Les banques centrales d'Europe centrale interviennent
Les poussées d'aversion pour le risque ont provoqué des regains de nervosité sur les bourses ces derniers mois. Principalement en raison des taux, les marchés se posant des questions à propos de "l'inévitable" normalisation des politiques, à côté des resserrements de taux. Le marché des changes était jusque là resté relativement calme, partant du principe que ce n'était qu'une question de temps avant que "toutes" les banques centrales ne s'engagent dans la lutte contre l'inflation. Le cours EUR/USD s'était ainsi maintenu dans une fourchette comprise entre 1,1120 et 1,15. Dans un premier temps, les devises des États-Unis ont même été récompensées pour la politique proactive de leurs banques centrales, CE qui n’est pas si évident dans un contexte de taux d’intérêt plus élevés dans les pays centraux (surtout aux États-Unis).
L’invasion russe de l’Ukraine a mis un terme brutalement à ce conte idyllique de calme relatif lié au FX. Commençons par revenir (cf. le rapport de mardi) sur l'évolution du zloty, du forint et de la couronne tchèque.
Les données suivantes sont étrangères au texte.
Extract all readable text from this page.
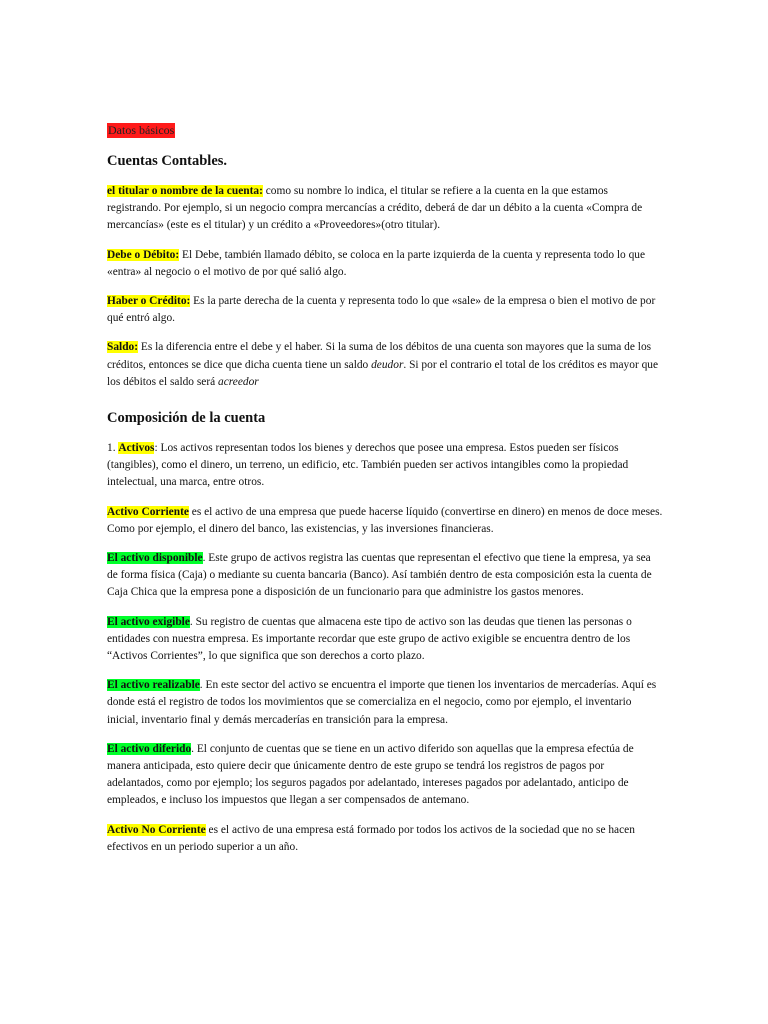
Datos básicos
Cuentas Contables.

el titular o nombre de la cuenta: como su nombre lo indica, el titular se refiere a la cuenta en la que estamos registrando. Por ejemplo, si un negocio compra mercancías a crédito, deberá de dar un débito a la cuenta «Compra de mercancías» (este es el titular) y un crédito a «Proveedores»(otro titular).

Debe o Débito: El Debe, también llamado débito, se coloca en la parte izquierda de la cuenta y representa todo lo que «entra» al negocio o el motivo de por qué salió algo.

Haber o Crédito: Es la parte derecha de la cuenta y representa todo lo que «sale» de la empresa o bien el motivo de por qué entró algo.

Saldo: Es la diferencia entre el debe y el haber. Si la suma de los débitos de una cuenta son mayores que la suma de los créditos, entonces se dice que dicha cuenta tiene un saldo deudor. Si por el contrario el total de los créditos es mayor que los débitos el saldo será acreedor

Composición de la cuenta

1. Activos: Los activos representan todos los bienes y derechos que posee una empresa. Estos pueden ser físicos (tangibles), como el dinero, un terreno, un edificio, etc. También pueden ser activos intangibles como la propiedad intelectual, una marca, entre otros.

Activo Corriente es el activo de una empresa que puede hacerse líquido (convertirse en dinero) en menos de doce meses. Como por ejemplo, el dinero del banco, las existencias, y las inversiones financieras.

El activo disponible. Este grupo de activos registra las cuentas que representan el efectivo que tiene la empresa, ya sea de forma física (Caja) o mediante su cuenta bancaria (Banco). Así también dentro de esta composición esta la cuenta de Caja Chica que la empresa pone a disposición de un funcionario para que administre los gastos menores.

El activo exigible. Su registro de cuentas que almacena este tipo de activo son las deudas que tienen las personas o entidades con nuestra empresa. Es importante recordar que este grupo de activo exigible se encuentra dentro de los “Activos Corrientes”, lo que significa que son derechos a corto plazo.

El activo realizable. En este sector del activo se encuentra el importe que tienen los inventarios de mercaderías. Aquí es donde está el registro de todos los movimientos que se comercializa en el negocio, como por ejemplo, el inventario inicial, inventario final y demás mercaderías en transición para la empresa.

El activo diferido. El conjunto de cuentas que se tiene en un activo diferido son aquellas que la empresa efectúa de manera anticipada, esto quiere decir que únicamente dentro de este grupo se tendrá los registros de pagos por adelantados, como por ejemplo; los seguros pagados por adelantado, intereses pagados por adelantado, anticipo de empleados, e incluso los impuestos que llegan a ser compensados de antemano.

Activo No Corriente es el activo de una empresa está formado por todos los activos de la sociedad que no se hacen efectivos en un periodo superior a un año.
La proximité géographique du conflit, l'impact économique, la dépendance au gaz russe... sont tous des facteurs qui expliquent pourquoi les gains significatifs de janvier se sont évaporés et ont fait place à de lourdes pertes. La faiblesse des monnaies constitue aussi une catastrophe pour les croisades anti-inflation menées par les banques centrales tchèque (CNB), hongroise (MNB) et polonaise (NBP). Cette dépréciation renforce l'effet inflationniste de la flambée des prix des matières premières. Pour se défendre, deux options sont possibles : relever les taux ou intervenir autrement. Les deux possibilités sont utilisées. La MNB est ainsi revenue sur son intention d'ajuster/rehausser ses taux tous les mois et a, hier, relevé son taux de dépôt (l'instrument approprié pour faire face aux pressions du marché) de 4,60 % à 5,35 %, un niveau proche de la limite supérieure du corridor que la banque avait rehaussée il y a seulement une semaine lors de sa réunion régulière. Les taux de marché polonais et tchèques montrent que le marché s'attend à voir la CNB et la NBP prendre des mesures similaires. La Pologne tente cependant une autre recette pour le moment. La banque centrale est ainsi déjà intervenue à trois reprises sur le marché cette semaine (acheter du zloty en échange de devises), dont une fois encore ce matin. En outre, le gouvernement s'apprête à vendre des réserves de change (et, entre autres, des fonds en euros reçus de l'UE) directement sur le marché (et pas à la NBP) afin de soutenir le zloty.
Cela vient de tomber : la CNB intervient désormais aussi sur le marché des changes. Il fallait plus ou moins s'y attendre. La banque centrale tchèque dispose d'importantes réserves de change, résultat de ses interventions pour freiner la trop forte appréciation de sa monnaie entre 2015 et 2017. Les résultats des achats polonais sont restés extrêmement limités. Il est encore trop tôt pour tirer des conclusions, mais l'intervention de la CNB semble porter un peu plus ses fruits (cours EUR/CZK de 25,85 à 25,63). L'expérience montre que ces interventions ne font généralement que freiner la chute de la monnaie. Pour un véritable renversement, il faut qu'une solution soit en vue par rapport au problème de fond. Nous n'y sommes pas encore.Le forint (la MNB possède moins de réserves de change) peut moins compter sur ce type d'interventions.
Quelques mots encore sur le marché des changes "en général". L'euro se trouve également en difficulté. La proximité géographique du conflit et la crainte de voir la BCE ralentir son processus de normalisation malgré l'accélération de l'inflation font que toutes les grandes combinaisons de la monnaie testent ou ont franchi d'importants niveaux. Petit tour d'horizon (non exhaustif) : La paire EUR/USD teste le cap de 1,10. Le cours EUR/GBP test le plancher de fin 2019 (0,8277). La paire EUR/CHF (1,1020, le niveau le plus bas depuis début 2015) se rapproche de la parité. Les reculs ne sont pas aussi significatifs que, par exemple, en Europe centrale, mais la dépréciation de la monnaie ne fait aussi que rendre la lutte contre l'inflation encore plus difficile au sein de l'UEM. Peut-être la BCE devrait-elle davantage en tenir compte si elle se pose des questions quant à la nécessité d'intervenir rapidement ou pas.